Refinancement des commissions communautaires
L’accord du Lombard prévoit, dès 2002, un refinancement structurel des commissions (chargées des politiques culturelles, sociales, éducatives) à hauteur de 2 millions par an, indexés sur le RNB. Un milliard sera puisé dans la caisse régionale et un milliard versé par le fédéral. Ce montant sera réparti à concurrence de 80% pour la Cocof et de 20% pour la VGC (Vlaamse gemeenschap commissie).

Augmentation du nombre de conseillers régionaux flamands
C’est la contrepartie du point précédent. Actuellement, le groupe linguistique néerlandophone compte 11 députés, contre 64 francophones. Trop peu, selon les flamands, pour effectuer un travail parlementaire digne de ce nom. D’autant que parmi les 11, on déplore 4 Vlaams Blok ; 6 conseillers flamands doivent par ailleurs siéger au Vlaamse Raad.
Les négociateurs de la Corée sont tombés d’accord pour faire passer le nombre d’élus flamands à 17. Dans le même temps, le groupe francophone est plafonné à 72.Le principe de l’apparentement entre listes d’un même groupe linguistique sera inséré dans la loi spéciale.
En outre, les ministres et secrétaires d’État seront désormais remplacés par leur suppléant. Ces derniers seront parlementaires à part entière.
Parallèlement à cette augmentation du nombre de conseillers régionaux, les Bruxellois éliront directement six conseillers (flamands) qui ne siègeront qu’au Vlaamse Raad – et qui seront pris en charge financièrement par cette instance.

Blocage des institutions
En 1989, la loi spéciale a prévu que les décisions prises au Parlement bruxellois devaient non seulement recueillir une majorité en assemblée réunie, mais aussi dans chaque groupe linguistique.
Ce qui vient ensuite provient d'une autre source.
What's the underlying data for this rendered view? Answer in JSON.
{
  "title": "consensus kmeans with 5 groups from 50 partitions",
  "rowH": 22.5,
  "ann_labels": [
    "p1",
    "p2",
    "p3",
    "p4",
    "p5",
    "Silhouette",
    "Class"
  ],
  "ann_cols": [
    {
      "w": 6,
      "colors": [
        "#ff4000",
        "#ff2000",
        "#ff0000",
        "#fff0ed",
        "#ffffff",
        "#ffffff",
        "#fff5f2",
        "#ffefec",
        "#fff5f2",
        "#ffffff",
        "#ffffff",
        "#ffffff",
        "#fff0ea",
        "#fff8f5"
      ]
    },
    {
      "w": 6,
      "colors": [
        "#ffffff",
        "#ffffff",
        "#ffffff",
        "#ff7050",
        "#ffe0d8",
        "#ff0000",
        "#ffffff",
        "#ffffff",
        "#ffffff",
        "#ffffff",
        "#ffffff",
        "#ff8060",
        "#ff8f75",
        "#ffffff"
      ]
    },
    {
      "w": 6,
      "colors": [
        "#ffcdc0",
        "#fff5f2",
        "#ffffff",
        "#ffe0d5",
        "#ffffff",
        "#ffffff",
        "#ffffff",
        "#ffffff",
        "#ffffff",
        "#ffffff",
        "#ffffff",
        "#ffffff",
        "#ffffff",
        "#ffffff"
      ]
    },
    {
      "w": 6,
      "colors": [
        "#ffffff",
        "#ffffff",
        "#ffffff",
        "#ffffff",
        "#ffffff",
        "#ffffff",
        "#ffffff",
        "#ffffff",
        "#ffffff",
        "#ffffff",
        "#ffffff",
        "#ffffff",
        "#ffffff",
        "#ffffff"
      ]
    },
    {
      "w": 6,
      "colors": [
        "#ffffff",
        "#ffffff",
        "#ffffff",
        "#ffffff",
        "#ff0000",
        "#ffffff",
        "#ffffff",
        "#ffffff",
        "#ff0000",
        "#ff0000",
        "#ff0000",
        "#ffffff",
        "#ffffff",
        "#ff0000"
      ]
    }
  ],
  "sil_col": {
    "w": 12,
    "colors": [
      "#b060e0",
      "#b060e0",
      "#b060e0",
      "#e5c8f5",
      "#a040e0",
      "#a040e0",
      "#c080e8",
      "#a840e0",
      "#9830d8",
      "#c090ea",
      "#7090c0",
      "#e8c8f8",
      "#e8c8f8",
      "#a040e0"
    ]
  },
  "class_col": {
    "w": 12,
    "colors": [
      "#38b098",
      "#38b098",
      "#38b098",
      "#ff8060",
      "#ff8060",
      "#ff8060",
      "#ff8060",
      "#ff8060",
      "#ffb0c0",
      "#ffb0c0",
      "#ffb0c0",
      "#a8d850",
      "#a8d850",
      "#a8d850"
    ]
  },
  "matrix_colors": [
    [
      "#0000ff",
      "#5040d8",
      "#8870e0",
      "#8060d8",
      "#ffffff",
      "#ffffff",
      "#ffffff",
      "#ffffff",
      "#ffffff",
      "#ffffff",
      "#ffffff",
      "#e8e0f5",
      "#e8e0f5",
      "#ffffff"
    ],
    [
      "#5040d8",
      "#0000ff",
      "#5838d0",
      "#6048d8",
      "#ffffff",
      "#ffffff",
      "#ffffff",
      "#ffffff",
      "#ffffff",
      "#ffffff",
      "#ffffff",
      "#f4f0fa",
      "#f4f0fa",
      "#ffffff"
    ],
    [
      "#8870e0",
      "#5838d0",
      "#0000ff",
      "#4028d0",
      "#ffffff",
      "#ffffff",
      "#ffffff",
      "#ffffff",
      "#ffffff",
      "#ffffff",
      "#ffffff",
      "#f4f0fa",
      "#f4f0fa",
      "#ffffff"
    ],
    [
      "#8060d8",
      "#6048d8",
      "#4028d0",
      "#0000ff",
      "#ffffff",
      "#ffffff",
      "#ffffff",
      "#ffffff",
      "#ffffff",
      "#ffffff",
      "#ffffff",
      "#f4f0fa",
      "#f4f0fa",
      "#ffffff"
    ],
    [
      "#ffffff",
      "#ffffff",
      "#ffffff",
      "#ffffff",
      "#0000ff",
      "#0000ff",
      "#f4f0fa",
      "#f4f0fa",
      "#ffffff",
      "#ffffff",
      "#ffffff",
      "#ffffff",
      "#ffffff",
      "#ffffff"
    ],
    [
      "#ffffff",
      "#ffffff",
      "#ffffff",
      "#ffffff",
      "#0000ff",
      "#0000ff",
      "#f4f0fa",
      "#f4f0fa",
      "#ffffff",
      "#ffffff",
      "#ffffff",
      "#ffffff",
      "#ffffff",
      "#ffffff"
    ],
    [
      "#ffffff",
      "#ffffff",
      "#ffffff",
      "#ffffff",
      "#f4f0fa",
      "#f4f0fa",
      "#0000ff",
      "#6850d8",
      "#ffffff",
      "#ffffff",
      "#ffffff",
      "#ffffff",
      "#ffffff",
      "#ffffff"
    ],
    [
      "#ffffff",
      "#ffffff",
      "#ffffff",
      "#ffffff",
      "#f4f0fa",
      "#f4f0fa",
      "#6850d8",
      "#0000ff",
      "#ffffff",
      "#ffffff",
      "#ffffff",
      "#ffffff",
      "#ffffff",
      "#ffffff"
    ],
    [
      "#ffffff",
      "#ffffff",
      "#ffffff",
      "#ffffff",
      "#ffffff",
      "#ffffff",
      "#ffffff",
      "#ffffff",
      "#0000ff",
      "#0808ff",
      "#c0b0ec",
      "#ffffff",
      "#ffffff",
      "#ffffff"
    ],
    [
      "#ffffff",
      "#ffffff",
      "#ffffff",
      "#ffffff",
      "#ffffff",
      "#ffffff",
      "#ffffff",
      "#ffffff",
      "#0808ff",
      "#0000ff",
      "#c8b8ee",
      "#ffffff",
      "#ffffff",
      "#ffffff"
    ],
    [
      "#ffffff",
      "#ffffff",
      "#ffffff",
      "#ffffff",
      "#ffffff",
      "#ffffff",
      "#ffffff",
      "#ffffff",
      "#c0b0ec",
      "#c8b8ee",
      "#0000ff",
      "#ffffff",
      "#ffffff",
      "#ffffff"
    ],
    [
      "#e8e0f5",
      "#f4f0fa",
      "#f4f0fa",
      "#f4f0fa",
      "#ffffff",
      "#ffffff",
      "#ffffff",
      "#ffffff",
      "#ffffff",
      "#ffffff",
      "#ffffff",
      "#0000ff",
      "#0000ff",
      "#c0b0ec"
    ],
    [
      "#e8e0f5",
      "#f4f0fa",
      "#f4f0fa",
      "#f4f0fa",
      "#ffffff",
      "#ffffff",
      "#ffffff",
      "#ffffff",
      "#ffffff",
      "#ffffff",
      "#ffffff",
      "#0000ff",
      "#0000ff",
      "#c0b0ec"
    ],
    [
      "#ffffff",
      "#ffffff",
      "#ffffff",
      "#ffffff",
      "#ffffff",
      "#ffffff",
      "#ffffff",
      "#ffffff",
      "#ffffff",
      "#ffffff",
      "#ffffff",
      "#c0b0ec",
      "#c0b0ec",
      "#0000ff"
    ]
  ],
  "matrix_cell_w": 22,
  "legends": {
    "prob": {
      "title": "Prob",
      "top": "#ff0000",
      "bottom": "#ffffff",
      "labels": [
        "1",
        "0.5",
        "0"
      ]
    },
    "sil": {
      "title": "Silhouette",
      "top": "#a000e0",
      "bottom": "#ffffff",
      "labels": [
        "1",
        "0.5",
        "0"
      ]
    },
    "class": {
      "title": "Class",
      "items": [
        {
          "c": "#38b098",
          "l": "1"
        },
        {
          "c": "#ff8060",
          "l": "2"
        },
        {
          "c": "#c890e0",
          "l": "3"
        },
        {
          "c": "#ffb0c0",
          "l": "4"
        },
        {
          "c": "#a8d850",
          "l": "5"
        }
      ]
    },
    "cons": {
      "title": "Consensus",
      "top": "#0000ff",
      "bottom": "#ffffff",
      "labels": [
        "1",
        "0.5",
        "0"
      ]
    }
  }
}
Depuis, la VGC, un parti pourrait donc gripper toutes les institutions. On pense d’emblée au Vlaams Blok mais, sous la précédente législature, c’est la VU qui utilisa cette arme, quand le ministre Vic Anciaux claqua la porte de l’exécutif.
Après l’accord de fin avril, si la majorité est recueillie au sein de l’assemblée mais pas au sein d’un groupe linguistique, il sera procédé à un second vote, qui devra toujours recueillir la majorité absolue dans l’assemblée mais seulement un tiers dans chaque groupe. Contrepartie flamande : les ordonnances régionales prises en vertu de la (future, si tout va bien) régionalisation de la loi communale devront être adoptées à la "double majorité" revue et corrigée.

Présence flamande garantie au niveau local
Le compromis stipule que "si, dans une commune, le bourgmestre a été présenté avec des signatures émanant des deux groupes linguistiques, le groupe linguistique le moins nombreux doit obtenir un échevin ou la présidence du CPAS".
Le principe, dit "de l’échevin surnuméraire", acquis par les Flamands en 1988 sans effet contraignant (il est de mise à ce jour, dans 11 des 9 communes), devient donc la règle. Par ailleurs, il y aura une présence néerlandophone assurée dans les conseils de police Les communes jouant la carte bicommunautaire seront financièrement récompensées : un montant d’un milliard sera inscrit à cet effet au budget fédéral.